È un fatto. Da quando il numero 99 imperversa nella massima categoria dei Gran Premi, il Gran Premio d'Italia è diventato un affare di Spagna. In precedenza, il Dottore aveva ottenuto sette vittorie in altrettante edizioni proprio in maglia San Donato. Poi è arrivato Por Fuera, che in sei anni di transalpino ha conquistato sei podi, suddivisi in quattro vittorie e due secondi posti. Scusa! Inoltre, negli stessi sei anni, tutti i successi sono stati spagnoli.
Lorenzo quindi fa rima Mugello con martello, ma da Jerez, Rossi sa che può stare bene. Dopo la sua Battaglia di Francia iniziata male ma finita magnificamente, ha dichiarato che quest'anno sarebbe stato il favorito in casa con le Michelin di cui si sente bene. E Marquez ? Ha perso la testa del campionato a Le Mans e arriva su una pista che non è tra le sue preferite. Insieme a Phillip Island e Jerez, è il circuito dove ha avuto meno successo. A parte una materializzazione nel 2014. E non è con la sua attuale Honda che sembra in grado di cambiare tendenza. Una RC213V condivisa con a Dani Pedrosa ora rassicurato sul suo futuro. Lo spagnolo ha vissuto le gioie del podio al Mugello in cinque occasioni nella sua carriera in MotoGP.
Chi sarà atteso dietro l'angolo anche in Italia sarà la Ducati. Non dovremo solo fare bella figura ma anche comportarci bene tra i rossi, in casa. Il rettilineo di un percorso che funge anche da pista di prova per la Desmosedici dovrebbe evidenziare la principale qualità del missile di Borgo Panigale: la velocità di punta. Quest'anno ci saranno pinne extra nel menu. Resta il fatto che non vedevamo i due Andrea classificati al termine di una gara dai tempi di Phillip Island dello scorso anno, cioè ormai da molto tempo. L'anno scorso, Iannone era stato eroico con una spalla ferita. Erano stati raccolti una pole ed un primissimo podio. Durante questo periodo, Arrivederci è stato tradito dalla tecnologia. Colui che viene annunciato come in possesso della corda per essere al suo fianco Lorenzo nel 2016 aveva concluso il suo raduno nazionale al sesto posto, nel 2014.

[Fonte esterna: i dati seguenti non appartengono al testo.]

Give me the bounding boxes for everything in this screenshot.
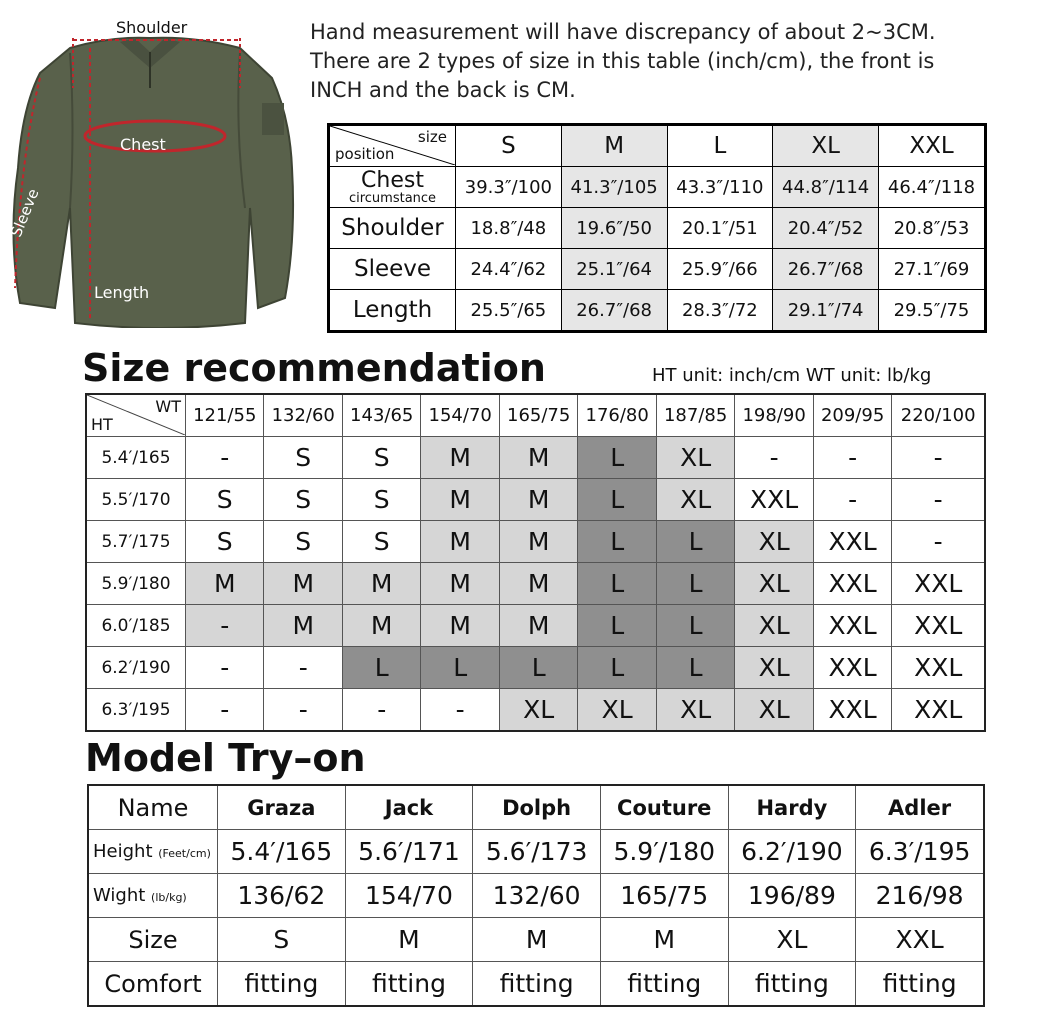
weight-header: 154/70 xyxy=(421,394,499,437)
recommended-size-cell: M xyxy=(499,437,577,479)
model-comfort: fitting xyxy=(345,962,473,1007)
measurement-row-chest xyxy=(329,167,986,208)
model-tryon-table xyxy=(87,784,985,1007)
recommended-size-cell: M xyxy=(499,605,577,647)
model-size: S xyxy=(218,918,346,962)
recommended-size-cell: - xyxy=(264,647,342,689)
weight-header: 121/55 xyxy=(186,394,264,437)
height-label: 6.0′/185 xyxy=(86,605,186,647)
recommended-size-cell: - xyxy=(186,605,264,647)
weight-unit: (lb/kg) xyxy=(151,891,187,904)
measurement-cell: 27.1″/69 xyxy=(879,249,986,290)
measurement-cell: 26.7″/68 xyxy=(561,290,667,332)
recommended-size-cell: S xyxy=(186,521,264,563)
model-size: M xyxy=(600,918,728,962)
row-label-sleeve: Sleeve xyxy=(329,249,456,290)
weight-label-text: Wight xyxy=(93,885,146,906)
recommended-size-cell: XL xyxy=(735,647,813,689)
size-header-xxl: XXL xyxy=(879,125,986,167)
model-size: XL xyxy=(728,918,856,962)
recommendation-corner-cell xyxy=(86,394,186,437)
measurement-cell: 20.4″/52 xyxy=(773,208,879,249)
recommended-size-cell: M xyxy=(499,479,577,521)
measurement-cell: 44.8″/114 xyxy=(773,167,879,208)
weight-header: 209/95 xyxy=(813,394,891,437)
model-comfort: fitting xyxy=(856,962,984,1007)
measurement-cell: 46.4″/118 xyxy=(879,167,986,208)
shoulder-label: Shoulder xyxy=(116,18,188,37)
model-weight: 196/89 xyxy=(728,874,856,918)
weight-header: 143/65 xyxy=(342,394,420,437)
row-label-length: Length xyxy=(329,290,456,332)
model-weight: 136/62 xyxy=(218,874,346,918)
model-height: 5.6′/171 xyxy=(345,830,473,874)
recommended-size-cell: M xyxy=(421,437,499,479)
recommended-size-cell: M xyxy=(264,605,342,647)
recommendation-row xyxy=(86,605,985,647)
recommended-size-cell: L xyxy=(421,647,499,689)
recommended-size-cell: M xyxy=(499,563,577,605)
sleeve-label: Sleeve xyxy=(7,186,43,240)
recommended-size-cell: XXL xyxy=(892,647,985,689)
model-size: M xyxy=(473,918,601,962)
model-tryon-title: Model Try–on xyxy=(85,736,366,780)
model-height: 5.9′/180 xyxy=(600,830,728,874)
height-label: 6.2′/190 xyxy=(86,647,186,689)
recommended-size-cell: XXL xyxy=(892,605,985,647)
recommended-size-cell: L xyxy=(578,563,656,605)
corner-position-label: position xyxy=(335,145,395,163)
height-label-text: Height xyxy=(93,841,153,862)
measurement-row-shoulder xyxy=(329,208,986,249)
unit-note: HT unit: inch/cm WT unit: lb/kg xyxy=(652,365,932,386)
size-header-m: M xyxy=(561,125,667,167)
recommended-size-cell: - xyxy=(186,647,264,689)
recommended-size-cell: XXL xyxy=(813,521,891,563)
shirt-body xyxy=(13,38,293,328)
size-recommendation-table xyxy=(85,393,986,732)
note-line-2: There are 2 types of size in this table (inch/cm), the front is xyxy=(310,49,935,73)
recommended-size-cell: L xyxy=(578,437,656,479)
measurement-cell: 20.1″/51 xyxy=(667,208,773,249)
corner-size-label: size xyxy=(417,128,447,146)
recommended-size-cell: L xyxy=(578,521,656,563)
model-row-comfort xyxy=(88,962,984,1007)
model-row-height xyxy=(88,830,984,874)
size-header-s: S xyxy=(456,125,562,167)
height-label: 5.7′/175 xyxy=(86,521,186,563)
height-row-label xyxy=(88,830,218,874)
model-size: XXL xyxy=(856,918,984,962)
measurement-cell: 29.1″/74 xyxy=(773,290,879,332)
measurement-header-row xyxy=(329,125,986,167)
recommended-size-cell: L xyxy=(656,647,734,689)
chest-label-main: Chest xyxy=(361,167,424,193)
recommended-size-cell: M xyxy=(421,563,499,605)
measurement-cell: 24.4″/62 xyxy=(456,249,562,290)
measurement-cell: 39.3″/100 xyxy=(456,167,562,208)
model-comfort: fitting xyxy=(473,962,601,1007)
recommended-size-cell: S xyxy=(186,479,264,521)
recommendation-row xyxy=(86,479,985,521)
recommended-size-cell: M xyxy=(421,479,499,521)
recommended-size-cell: XL xyxy=(735,605,813,647)
name-row-label: Name xyxy=(88,785,218,830)
recommended-size-cell: S xyxy=(264,521,342,563)
measurement-cell: 28.3″/72 xyxy=(667,290,773,332)
row-label-shoulder: Shoulder xyxy=(329,208,456,249)
recommendation-row xyxy=(86,437,985,479)
recommended-size-cell: M xyxy=(264,563,342,605)
recommended-size-cell: XXL xyxy=(892,563,985,605)
model-weight: 132/60 xyxy=(473,874,601,918)
recommended-size-cell: - xyxy=(342,689,420,732)
recommended-size-cell: XXL xyxy=(813,689,891,732)
measurement-cell: 25.9″/66 xyxy=(667,249,773,290)
recommended-size-cell: - xyxy=(892,479,985,521)
model-weight: 216/98 xyxy=(856,874,984,918)
measurement-cell: 19.6″/50 xyxy=(561,208,667,249)
model-name: Dolph xyxy=(473,785,601,830)
weight-header: 187/85 xyxy=(656,394,734,437)
size-row-label: Size xyxy=(88,918,218,962)
model-name: Jack xyxy=(345,785,473,830)
measurement-cell: 43.3″/110 xyxy=(667,167,773,208)
weight-header: 220/100 xyxy=(892,394,985,437)
weight-header: 165/75 xyxy=(499,394,577,437)
recommended-size-cell: - xyxy=(421,689,499,732)
recommended-size-cell: M xyxy=(186,563,264,605)
recommended-size-cell: XXL xyxy=(813,563,891,605)
model-row-weight xyxy=(88,874,984,918)
recommended-size-cell: L xyxy=(578,605,656,647)
recommended-size-cell: XL xyxy=(735,521,813,563)
model-comfort: fitting xyxy=(728,962,856,1007)
model-row-name xyxy=(88,785,984,830)
note-line-1: Hand measurement will have discrepancy of about 2~3CM. xyxy=(310,20,936,44)
recommended-size-cell: - xyxy=(735,437,813,479)
size-header-l: L xyxy=(667,125,773,167)
height-label: 5.5′/170 xyxy=(86,479,186,521)
recommended-size-cell: XXL xyxy=(813,605,891,647)
recommended-size-cell: - xyxy=(813,437,891,479)
recommended-size-cell: L xyxy=(578,647,656,689)
recommended-size-cell: XL xyxy=(656,437,734,479)
measurement-cell: 25.5″/65 xyxy=(456,290,562,332)
model-name: Adler xyxy=(856,785,984,830)
recommended-size-cell: XXL xyxy=(735,479,813,521)
recommended-size-cell: XL xyxy=(735,563,813,605)
model-name: Couture xyxy=(600,785,728,830)
recommendation-row xyxy=(86,521,985,563)
note-line-3: INCH and the back is CM. xyxy=(310,78,576,102)
measurement-note xyxy=(310,18,1030,105)
model-height: 6.2′/190 xyxy=(728,830,856,874)
recommended-size-cell: M xyxy=(499,521,577,563)
recommended-size-cell: - xyxy=(892,437,985,479)
recommendation-header-row xyxy=(86,394,985,437)
measurement-corner-cell xyxy=(329,125,456,167)
recommended-size-cell: - xyxy=(186,689,264,732)
recommended-size-cell: L xyxy=(656,605,734,647)
measurement-cell: 20.8″/53 xyxy=(879,208,986,249)
recommended-size-cell: XL xyxy=(656,479,734,521)
model-comfort: fitting xyxy=(600,962,728,1007)
length-label: Length xyxy=(94,283,150,302)
recommended-size-cell: L xyxy=(656,563,734,605)
measurement-row-length xyxy=(329,290,986,332)
recommended-size-cell: L xyxy=(499,647,577,689)
recommended-size-cell: XL xyxy=(499,689,577,732)
recommended-size-cell: M xyxy=(421,605,499,647)
model-name: Graza xyxy=(218,785,346,830)
recommended-size-cell: - xyxy=(186,437,264,479)
model-row-size xyxy=(88,918,984,962)
recommended-size-cell: - xyxy=(264,689,342,732)
recommended-size-cell: XL xyxy=(656,689,734,732)
measurement-cell: 18.8″/48 xyxy=(456,208,562,249)
recommended-size-cell: S xyxy=(264,437,342,479)
size-header-xl: XL xyxy=(773,125,879,167)
recommended-size-cell: M xyxy=(342,563,420,605)
measurement-cell: 25.1″/64 xyxy=(561,249,667,290)
model-height: 5.4′/165 xyxy=(218,830,346,874)
measurement-cell: 26.7″/68 xyxy=(773,249,879,290)
model-comfort: fitting xyxy=(218,962,346,1007)
weight-row-label xyxy=(88,874,218,918)
weight-header: 198/90 xyxy=(735,394,813,437)
model-weight: 154/70 xyxy=(345,874,473,918)
corner-wt-label: WT xyxy=(155,397,181,416)
recommended-size-cell: - xyxy=(892,521,985,563)
measurement-cell: 41.3″/105 xyxy=(561,167,667,208)
recommended-size-cell: L xyxy=(656,521,734,563)
recommended-size-cell: - xyxy=(813,479,891,521)
height-unit: (Feet/cm) xyxy=(158,847,211,860)
chest-label-sub: circumstance xyxy=(348,190,437,206)
recommended-size-cell: XL xyxy=(578,689,656,732)
comfort-row-label: Comfort xyxy=(88,962,218,1007)
measurement-cell: 29.5″/75 xyxy=(879,290,986,332)
recommendation-row xyxy=(86,563,985,605)
recommended-size-cell: XL xyxy=(735,689,813,732)
recommended-size-cell: XXL xyxy=(892,689,985,732)
recommended-size-cell: M xyxy=(421,521,499,563)
recommended-size-cell: L xyxy=(342,647,420,689)
model-height: 6.3′/195 xyxy=(856,830,984,874)
recommended-size-cell: S xyxy=(342,437,420,479)
recommended-size-cell: L xyxy=(578,479,656,521)
measurement-table xyxy=(327,123,987,333)
height-label: 5.4′/165 xyxy=(86,437,186,479)
weight-header: 176/80 xyxy=(578,394,656,437)
recommended-size-cell: S xyxy=(264,479,342,521)
model-size: M xyxy=(345,918,473,962)
size-recommendation-title: Size recommendation xyxy=(82,346,546,390)
recommended-size-cell: S xyxy=(342,521,420,563)
row-label-chest xyxy=(329,167,456,208)
recommendation-row xyxy=(86,647,985,689)
measurement-row-sleeve xyxy=(329,249,986,290)
weight-header: 132/60 xyxy=(264,394,342,437)
recommendation-row xyxy=(86,689,985,732)
height-label: 6.3′/195 xyxy=(86,689,186,732)
height-label: 5.9′/180 xyxy=(86,563,186,605)
model-name: Hardy xyxy=(728,785,856,830)
model-weight: 165/75 xyxy=(600,874,728,918)
model-height: 5.6′/173 xyxy=(473,830,601,874)
chest-label: Chest xyxy=(120,135,166,154)
shirt-illustration xyxy=(0,8,305,328)
recommended-size-cell: XXL xyxy=(813,647,891,689)
recommended-size-cell: M xyxy=(342,605,420,647)
corner-ht-label: HT xyxy=(91,415,113,434)
recommended-size-cell: S xyxy=(342,479,420,521)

Nome Maverick Vinales dovrebbe rallegrare anche questa scadenza italiana. Uscito dal podio francese, il primo per la Suzuki dal 2008, il compagno di squadra di a Aleix Espargarò chi ha riacquistato il suo pieno potenziale farà senza dubbio più titoli nel mercato dei trasferimenti che in cima alla scheda dei tempi. È infatti al Mugello che attendiamo il comunicato sul futuro che gli promettiamo in Yamaha. Un contratto Yamaha che conta già, e già da due anni, a Pol Espargarò il che rende felice Tech3 visto che è alla testa dei piloti satellite davanti a Hector Barberá.